Kerry Schaffer, Narmadha Panneerselvam, Kah Poh Loh, Rachel Herrmann, Ian R. Kleckner, Richard Francis Dunne, Po-Ju Lin, Charles E. Heckler, Nicholas Gerbino, Lauren B. Bruckner, Eugene Storozynsky, Bonnie Ky, Andrea Baran, Supriya Gupta Mohile, Karen Michelle Mustian, and Chunkit Fung

Background: Exercise can ameliorate cancer- and treatment-related toxicities, but poor adherence to exercise regimens is a barrier. Exercise interventions using digital activity trackers (E-DATs) may improve exercise adherence, but data are limited for patients with cancer. We conducted a systematic review examining the feasibility of E-DATs in cancer survivors and effects on activity level, body composition, objective fitness outcomes, health-related quality of life (HRQoL), self-reported symptoms, and biomarkers. Methods: We identified randomized controlled trials (RCTs) of E-DATs in adult cancer survivors published in English between January 1, 2008, and July 27, 2017. Two authors independently reviewed article titles (n=160), removed duplicates (n=50), and reviewed the remaining 110 articles for eligibility.
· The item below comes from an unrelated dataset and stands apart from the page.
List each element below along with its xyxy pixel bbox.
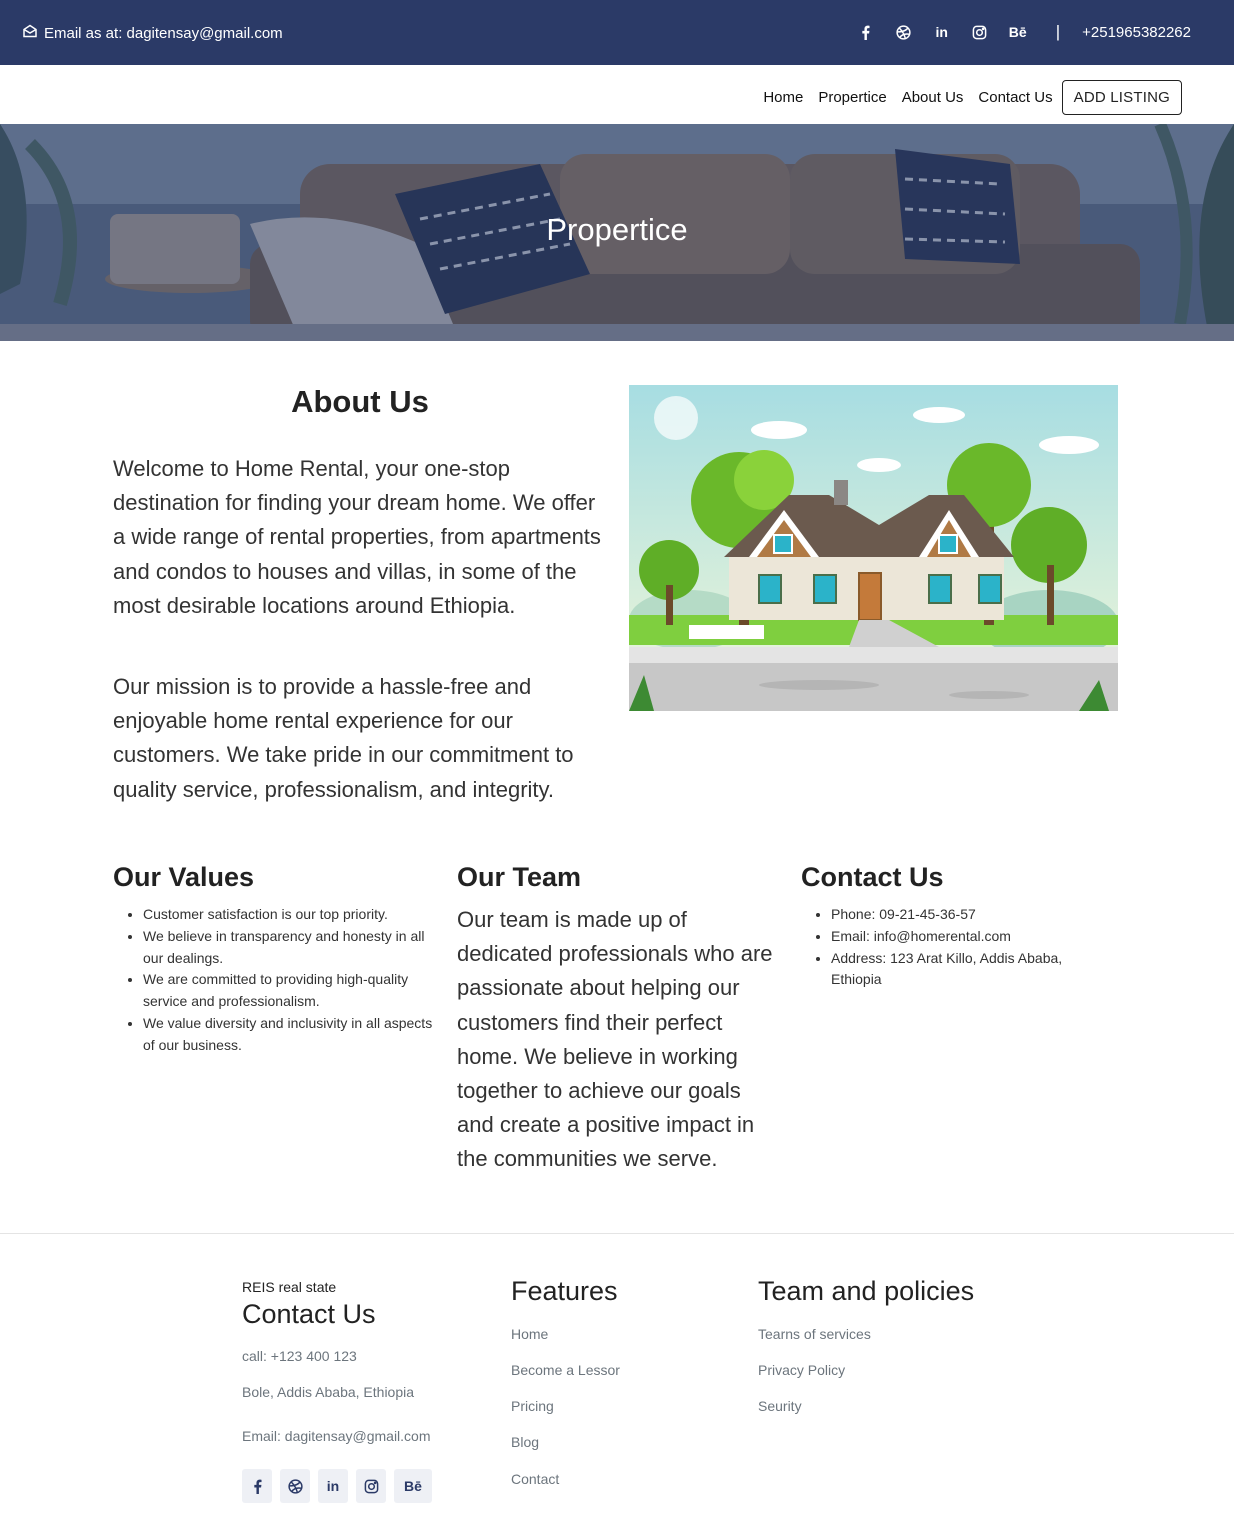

Results: A total of 12 RCTs met eligibility criteria, including 1,450 patients (mean age, 50–70 years) with the following cancers: breast (n=5), colon or breast (n=2), prostate (n=1), acute leukemia (n=1), or others (n=3). Duration of E-DATs ranged from 4 to 24 weeks, and the follow-up period ranged from 4 to 52 weeks, with retention rates of 54% to 95%. The technology component of E-DATs included pedometers (n=8); pedometers with smartphone application (n=1), Wii Fit (n=1), heart rate monitor (n=1); and a wireless sensor with accelerometer, gyroscope, and magnetometer (n=1). Adherence by at least one measure to E-DATs was >70% in 8 of 8 RCTs. Compared with controls, E-DATs significantly improved patients' step count in 3 of 5 RCTs, activity level in 6 of 9 RCTs, and HRQoL in 7 of 9 RCTs (all P≤.05), with no significant changes in biomarkers (eg, interleukin 6, tumor necrosis factor α, C-reactive protein, c-peptide, lipid panel) in 3 RCTs. Duration of E-DAT was not significantly correlated with adherence or study retention. Conclusions: This systematic review shows that E-DATs are feasible to implement in cancer survivors. Future research should examine the optimal type, dose, and schedule of E-DATs for cancer survivors.